How would you write that in matrix format?

2. Jun 10, 2010

### Staff: Mentor

I don't either.
Edit: Fill in the question marks.
$$\left[\begin{array}{c} x' \\ t' \end{array}\right] = \left[ \begin{array} {cc} ? & ? \\ ? & ? \end{array} \right] \left[\begin{array}{c} x \\ t \end{array}\right]$$

Last edited: Jun 10, 2010
3. Jun 10, 2010

### Staff: Mentor

$$\left( \begin{array}{cc} x'\\ t' \end{array} \right) = \left( \begin{array}{cc} ? & ?\\? & ?\end{array}\right) \left( \begin{array}{cc} x\\ t \end{array} \right)$$

Fill in the ? marks.

4. Jun 10, 2010

### HallsofIvy

5. Jun 10, 2010

### Staff: Mentor

6. Jun 10, 2010

### Staff: Mentor

I revised my answer, realizing I gave too much help.

7. Jun 10, 2010

### stevmg

I tried I can't make the matrix work.

I am wasting my time...

I'll just read from now on as this array/matrix stuff is pure crap to me.

Thanks anyway

8. Jun 10, 2010

### Staff: Mentor

It might be helpful to write the equations above as
$$x' = \gamma x - \gamma vt$$
$$t' = -\gamma \frac{v}{c^2}x + \gamma t$$

9. Jun 10, 2010

### stevmg

I do not know how to write a matrix in Latex format and no matter how hard I try I never get it.

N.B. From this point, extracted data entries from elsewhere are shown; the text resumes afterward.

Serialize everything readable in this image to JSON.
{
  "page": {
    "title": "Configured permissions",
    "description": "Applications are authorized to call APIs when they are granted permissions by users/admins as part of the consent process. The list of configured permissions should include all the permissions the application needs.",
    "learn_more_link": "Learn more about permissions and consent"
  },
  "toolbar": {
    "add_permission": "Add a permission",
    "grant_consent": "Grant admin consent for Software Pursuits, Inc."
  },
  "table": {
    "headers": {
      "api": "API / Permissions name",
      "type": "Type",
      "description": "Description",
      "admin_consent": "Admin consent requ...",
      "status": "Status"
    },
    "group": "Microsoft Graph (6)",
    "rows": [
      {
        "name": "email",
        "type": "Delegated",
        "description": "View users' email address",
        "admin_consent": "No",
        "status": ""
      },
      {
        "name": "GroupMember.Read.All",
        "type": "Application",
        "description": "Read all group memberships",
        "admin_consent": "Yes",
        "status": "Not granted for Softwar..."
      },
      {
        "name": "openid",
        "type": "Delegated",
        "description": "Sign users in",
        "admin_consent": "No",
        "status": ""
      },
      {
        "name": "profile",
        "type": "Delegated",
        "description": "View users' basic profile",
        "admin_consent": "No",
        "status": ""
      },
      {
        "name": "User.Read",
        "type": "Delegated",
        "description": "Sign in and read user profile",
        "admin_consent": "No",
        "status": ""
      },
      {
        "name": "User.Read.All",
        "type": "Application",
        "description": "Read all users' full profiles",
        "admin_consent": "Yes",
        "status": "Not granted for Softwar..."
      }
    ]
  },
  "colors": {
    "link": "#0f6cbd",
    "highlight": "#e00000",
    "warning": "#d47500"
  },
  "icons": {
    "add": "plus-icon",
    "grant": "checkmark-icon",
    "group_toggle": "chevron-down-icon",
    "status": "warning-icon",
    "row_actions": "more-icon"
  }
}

If I could hand write it, I would but that's not possible here.

I am NOT wasting more time on this and I thank you for your time.

Steve G
Melbourne FL

10. Jun 10, 2010

### Staff: Mentor

You can always just click on one of the ones we provided and copy the code, but no matter.

If the only issue is that you can't write it, that's not a problem. If I write the matrix as:

$$\left( \begin{array}{cc} a & b\\c & d\end{array}\right)$$

We can discuss your answers for the elements a, b, c, and d.

11. Jun 10, 2010

### stevmg

a = $$\gamma$$
b = -$$\gamma$$v
c = -$$\gamma$$v/c2
d = $$\gamma$$

12. Jun 10, 2010

### cronxeh

Thats correct, do you have to solve this linear ODE, or just write it in matrix form?

13. Jun 10, 2010

Perfect.